After about an hour, I catch up to a couple and decide to join them. They, too, seem to have missed the feed station, but with the next one only 20 km away, it's no big deal. The sky is clearing, and the sun even makes an appearance from time to time. Perfect. The three of us ride on toward Basel.
Photo: Crossing the Rhine in Basel.
According to the route, the feed station should be at the 148 km mark. It turns out to be slightly off the main path, but we don’t miss it. By now, the weather has completely turned, and under a glorious morning sun, we refuel. After about 20 minutes, we continue on towards Basel. The route leads directly through the city, but thanks to its largely car-free center, it’s a smooth ride. We pause in the center to take a picture by the Rhine, then press on toward the French border.

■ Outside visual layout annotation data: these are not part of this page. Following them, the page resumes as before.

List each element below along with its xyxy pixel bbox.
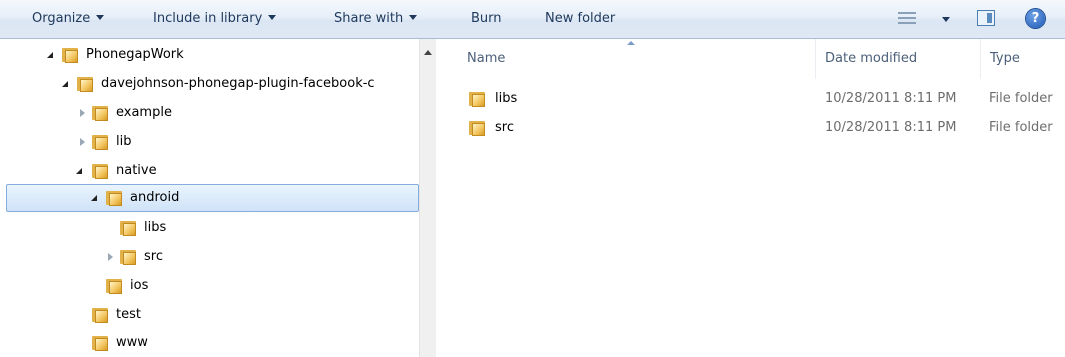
share-with-label: Share with [334, 11, 404, 26]
organize-label: Organize [32, 11, 91, 26]
folder-icon [92, 163, 108, 179]
navigation-scrollbar[interactable] [419, 39, 436, 357]
tree-item-label: lib [116, 134, 132, 149]
tree-item-ios[interactable]: ios [0, 272, 419, 300]
collapse-arrow-icon[interactable] [62, 81, 68, 87]
new-folder-button[interactable]: New folder [545, 0, 615, 38]
tree-item-label: www [116, 335, 148, 350]
folder-icon [92, 105, 108, 121]
expand-arrow-icon[interactable] [80, 138, 85, 146]
column-header-name[interactable]: Name [437, 39, 815, 79]
new-folder-label: New folder [545, 11, 616, 26]
help-glyph: ? [1031, 11, 1040, 26]
tree-item-label: native [116, 163, 157, 178]
caret-down-icon [96, 15, 105, 20]
help-icon[interactable]: ? [1026, 9, 1045, 28]
tree-item-label: src [144, 249, 163, 264]
burn-label: Burn [471, 11, 502, 26]
tree-item-src[interactable]: src [0, 243, 419, 271]
collapse-arrow-icon[interactable] [47, 52, 53, 58]
column-header-date-modified[interactable]: Date modified [816, 39, 980, 79]
command-bar: Organize Include in library Share with B… [0, 0, 1065, 39]
organize-button[interactable]: Organize [32, 0, 105, 38]
include-in-library-label: Include in library [153, 11, 263, 26]
views-icon[interactable] [898, 11, 916, 25]
tree-item-android[interactable]: android [0, 184, 419, 212]
collapse-arrow-icon[interactable] [91, 195, 97, 201]
caret-down-icon [268, 15, 277, 20]
folder-icon [120, 249, 136, 265]
file-name: src [495, 120, 514, 135]
tree-item-libs[interactable]: libs [0, 214, 419, 242]
tree-item-test[interactable]: test [0, 301, 419, 329]
folder-icon [77, 76, 93, 92]
tree-item-label: PhonegapWork [86, 47, 184, 62]
tree-item-label: test [116, 307, 141, 322]
preview-pane-icon[interactable] [977, 10, 995, 26]
folder-icon [106, 278, 122, 294]
expand-arrow-icon[interactable] [80, 109, 85, 117]
folder-icon [62, 47, 78, 63]
tree-item-label: example [116, 105, 172, 120]
file-list-pane: Name Date modified Type libs 10/28/2011 … [437, 39, 1065, 357]
folder-icon [120, 220, 136, 236]
tree-item-label: android [130, 190, 180, 205]
file-date-modified: 10/28/2011 8:11 PM [825, 120, 957, 135]
file-row[interactable]: src 10/28/2011 8:11 PM File folder [437, 114, 1065, 142]
sort-ascending-icon [627, 41, 635, 45]
column-header-type[interactable]: Type [981, 39, 1065, 79]
folder-icon [469, 91, 485, 107]
file-row[interactable]: libs 10/28/2011 8:11 PM File folder [437, 85, 1065, 113]
file-type: File folder [989, 120, 1053, 135]
caret-down-icon [409, 15, 418, 20]
folder-icon [92, 335, 108, 351]
folder-icon [92, 134, 108, 150]
tree-item-phonegapwork[interactable]: PhonegapWork [0, 41, 419, 69]
tree-item-www[interactable]: www [0, 329, 419, 357]
folder-icon [106, 190, 122, 206]
burn-button[interactable]: Burn [471, 0, 502, 38]
column-header-date-label: Date modified [825, 51, 918, 66]
tree-item-label: ios [130, 278, 149, 293]
tree-item-example[interactable]: example [0, 99, 419, 127]
scroll-up-arrow-icon[interactable] [424, 50, 432, 55]
tree-item-davejohnson-phonegap-plugin[interactable]: davejohnson-phonegap-plugin-facebook-c [0, 70, 419, 98]
navigation-tree: PhonegapWork davejohnson-phonegap-plugin… [0, 39, 419, 357]
tree-item-lib[interactable]: lib [0, 128, 419, 156]
tree-item-label: davejohnson-phonegap-plugin-facebook-c [101, 76, 375, 91]
file-name: libs [495, 91, 518, 106]
tree-item-label: libs [144, 220, 167, 235]
collapse-arrow-icon[interactable] [76, 168, 82, 174]
column-header-name-label: Name [467, 51, 506, 66]
file-type: File folder [989, 91, 1053, 106]
include-in-library-button[interactable]: Include in library [153, 0, 277, 38]
expand-arrow-icon[interactable] [108, 253, 113, 261]
share-with-button[interactable]: Share with [334, 0, 418, 38]
tree-item-native[interactable]: native [0, 157, 419, 185]
folder-icon [92, 307, 108, 323]
folder-icon [469, 120, 485, 136]
column-header-type-label: Type [990, 51, 1020, 66]
views-menu-caret-icon[interactable] [942, 17, 950, 22]
file-date-modified: 10/28/2011 8:11 PM [825, 91, 957, 106]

After crossing the border, we head towards the Grand Ballon. It’s a scenic 70 km ride through rolling countryside on quiet roads—simply beautiful. Upon arriving in Moosh, we stop at the fourth and penultimate feed station. From there, we begin the climb to the summit of the Grand Ballon via the village of Geishouse. The road was resurfaced and made car-free this spring, which makes the ride more peaceful but no less challenging. On the steeper sections, I find myself grinding up the incline. After more than an hour of climbing, I turn onto the main road and catch sight of the summit. A kilometer later, I reach the top and the final feed station of the day. This stop is also well-stocked with melon, cakes, water, sports drinks, and more. By now, we’ve covered 240 km, so we take a well-deserved half-hour rest before tackling the last 60 km back to Münstertal. With temperatures around 20°C and little wind at the summit, the break is a welcome relief.

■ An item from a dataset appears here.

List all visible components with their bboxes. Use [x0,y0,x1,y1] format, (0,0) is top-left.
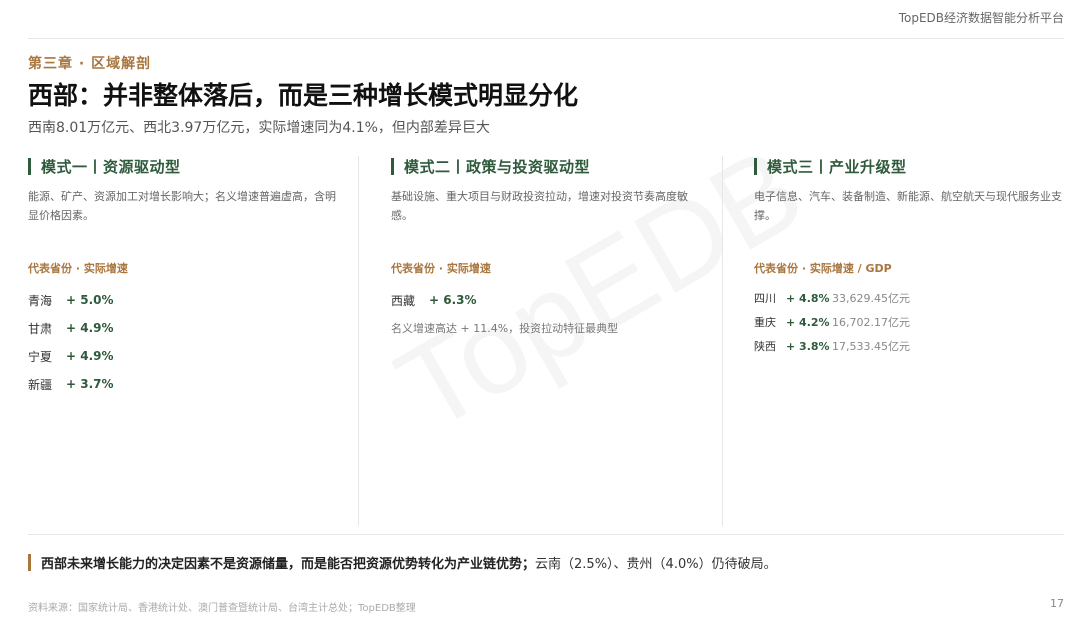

A little before 5:00 PM, we get back on our bikes and start the descent towards Soultz. The first part follows the main road, but soon we turn onto a smaller, quieter road through the forest, which is very beautiful. After that, it's a flat ride towards the German border. Passing through Meyenheim, we cross the Rhine again at the Fessenheim hydroelectric power station, with another 20 km to the finish. The final stretch isn't easy; the wind is coming at us diagonally, so we have to work hard. We take turns leading, and just before 7:00 PM, we cross the finish line—tired but satisfied. What a great day!
If you're planning to participate in a 300 km event, there are plenty of options to choose from. As for the Belchen 3: despite its smaller scale, this event is excellent. The route is beautiful, the feed stations are well-organized, and the crew is enthusiastic. I found the option to provide an extra bag for gear very convenient. The shorter travel distance—Münstertal is about 700 km from Utrecht—is also a plus. One point of improvement for the organizers would be the placement of some supply stations. They aren't always in the most intuitive locations, so you might miss them. Despite that, I can absolutely recommend this event.